In realtà Ian ha pubblicamente dichiarato in passato come il mandolino sia stata una sua “seconda ragazza”, e chi conosce le musiche dei Jethro non ha bisogno di molti chiarimenti, ma… mi aspettavo qualcosa in più da questo momento inusuale.

Nel corso della consegna è nato uno dei due fatti oscuri” che immagino abbiano irritato "sua maestà. Ma sono solo mie supposizioni.

È abbastanza risaputo di come Ian Anderson sia quasi inavvicinabile, e anche nelle occasioni migliori abbia poca propensione al contatto fisico (intendo la stretta di mano). Sul palco, l’emozionato liutaio ha … osato abbracciare Ian, forse incoraggiato dal fatto che proprio Anderson aveva fatto il primo passo, appoggiando una mano sulla sua spalla.

Solo elucubrazioni, ma in ogni caso mi sono divertito a immaginare l’irrigidimento istantaneo di Anderson, impossibilitato a sfuggire dalla situazione.

Nel filmato a seguire ci si può fare qualche idea.

Altra situazione da brivido si è verificata durante l’esecuzione di “Aqualung”, quando un ragazzo a torso nudo, è riuscito a eludere la sicurezza e si è presentato sul palco, saltellante, a due metri da Anderson.

Ho cercato di fissare il suo volto teso, mentre continuava a cantare, e i suoi sguardi avevanoprobabilmente l’intenzione i incenerire il giovane su di giri. Forse qualche fulmine è stato indirizzato anche agli uomini della sicurezza… e a chi li ha guidati.

Il bis non è mai una sorpresa, “Locomotive Breath” che non riesco più ad ascoltare.

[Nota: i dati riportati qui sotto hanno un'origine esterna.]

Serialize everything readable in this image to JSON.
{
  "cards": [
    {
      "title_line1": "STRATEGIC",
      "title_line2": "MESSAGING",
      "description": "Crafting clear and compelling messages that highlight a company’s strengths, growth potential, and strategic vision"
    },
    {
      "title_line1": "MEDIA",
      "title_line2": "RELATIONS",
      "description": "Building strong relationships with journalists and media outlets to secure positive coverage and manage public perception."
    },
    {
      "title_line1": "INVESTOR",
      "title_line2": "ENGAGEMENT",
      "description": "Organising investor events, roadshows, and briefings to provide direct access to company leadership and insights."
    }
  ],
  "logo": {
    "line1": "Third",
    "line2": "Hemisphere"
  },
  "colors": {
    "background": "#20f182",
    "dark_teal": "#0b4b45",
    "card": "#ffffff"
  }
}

Ne ho approfittato per ritornare al banchetto vendite (bella l’esperienza a diretto contatto con i fan collezionisti!) e tra una t-shirt e un libro, ho scambiato qualche parola con i tanti amici presenti.

Tra gli ultimi a uscire Martin Grice, fiatista dei Delirium, considerati da sempre i Jethro italiani.

Mi sembra entusiasta e il suo giudizio si unisce a quello di tanti appassionati che appaiono visibilmente soddisfatti: “Sentire il Jethro suscita sempre una grande emozione, adesso come 40 anni fa!”.

Tutto è finito e con Wazza raggiungo il backstage. Incontriamo Doan Perry. Io ho le mani piene di materiale da riconsegnare e lui sta cercando la via d’uscita. Gli dico che … non è il momento, ma domenica 23, ad Alessandria, mi piacerebbe fare una foto con lui. “Sure”, la sua risposta condita da largo sorriso.

Ancora qualche metro e, senza che abbia il tempo ti rendermene conto passa Ian Anderson, tutto trafelato e rosso in volto, a un metro da me. È di corsa e pare che attorno a lui si chiuda un naturale cordone protettivo, una barriera insormontabile.

Istintivamente mi viene alla mente il contatto di pochi minuti prima con Perry e mi chiedo:” Ma come possono essere così diverse persone che condividono lo stesso palco da una vita?!”

Inutile porsi domande, occorre solo ringraziare Anderson per tutto il bene che ci ha fatto, e che continuerà a farci, se è ancora capace di regalarci la musica che ho appena ascoltato!

Un ringraziamento a Wazza Kanazza, Aldo Tagliaferro(presidente de “Itullians”) eMassimo Sabatino (organizzatore dell’evento), che mi hanno permesso di vivere una giornata unica.